Ministry of Information Photo Division Photographer / Wikimedia Commons
The Seattle City Council last Monday passed a sweeping "secure scheduling" ordinance by a unanimous vote, making it only the second city in the nation to take a direct role in regulating how businesses set employee schedules.
Under the new ordinance—effective July 1, 2017—certain employers will be required to tell their workers two weeks in advance which shifts they will be working.
Should an employee be called in for extra hours, say, to replace a sick co-worker, the employer will have to pay him added "predictability pay." Should an employee be sent home early—maybe because business is slow or a delivery is late—the employer must compensate him for half the hours he was scheduled to work.
In addition, on-call staff will earn half pay for shifts when they are not called into work, while those employees that have less than 10 hours between two shifts will receive time and a half. Managers will also be required to offer any additional hours to current employees before taking on new hires.
The stated purpose of the ordinance—aside from creating more predictable schedules—is to provide employees with "secure incomes" by ensuring them adequate hours.
Not getting as much work as they would like is a source of frustration for many Seattle workers. In a recent study commissioned by the city, some 30 percent of workers reported wanting more hours, and 10 percent reported difficulty in paying bills due to a lack of hours.
Helping eager employees work more and earn more is a laudable goal for the Seattle City Council. It is also a bizarre one, given how many disincentives it has created to businesses giving employees extra hours.
In 2012 Seattle passed a bill requiring businesses to provide one hour of sick leave for every 40 hours an employee works, raising the hourly cost of each worker. Then in 2015, the city passed its notorious $15-an-hour minimum wage law, raising that hourly cost still further. Indeed, a July study put out by the University of Washington (UW) found that the mandated wage increase has led to fewer hours worked per-employee and slightly less overall employment for Seattle's lowest-paid workers, compared to similar earners in other parts of the state.
The Affordable Care Act (ACA) also bears some of the blame for the lack of hours, says John Vigdora, the UW economist who authored the July study on the city's new wage floor. Many employees have found their hours cut by employers looking to avoid the employer-provided-insurance mandate in the ACA, which kicks in only when someone works hours over a certain threshold, he explains.
Whether the new scheduling regulation will help workers get these hours back remains an open question, and Vigdor speculates that employers that are particularly concerned with their level of customer service may choose to absorb the costs of the new law, maintaining current staffing levels.

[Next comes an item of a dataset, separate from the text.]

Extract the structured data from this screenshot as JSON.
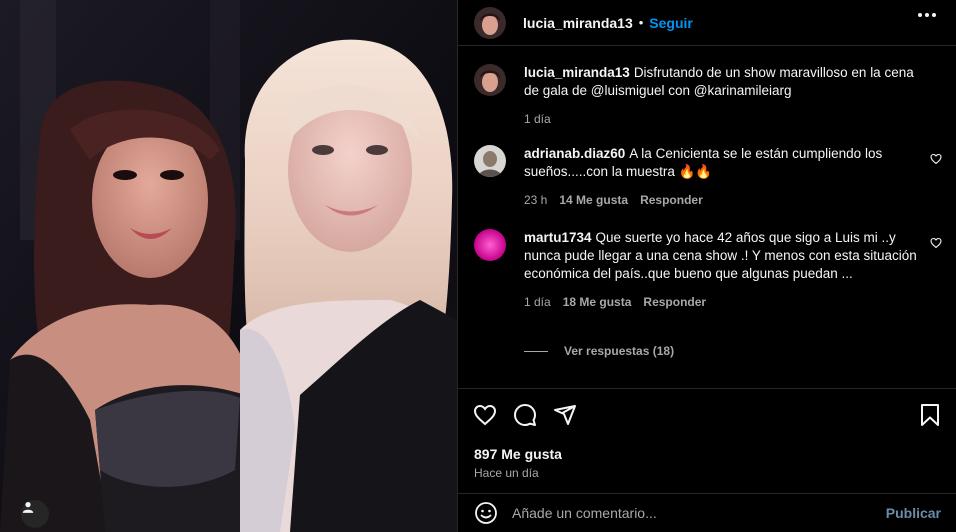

Businesses in a more precarious financial situation, on the other hand, or less reliant on offering good customer service, are likely to respond by cutting hours.
In San Francisco—the only other city to adopt secure scheduling legislation—many businesses have indeed cut back on staff. A study conducted six months after the law went into effect found that "in response to the ordinance, 1 in 5 surveyed businesses had cut back on the number of part-time hires, and a similar number were scheduling fewer employees per shift," according to the San Francisco Chronicle.
Reason queried each member of the Seattle City Council on whether they thought Seattle businesses might behave similiarly. Tim Burgess and Mike O'Brian declined to comment; the rest did not respond to multiple requests for comment.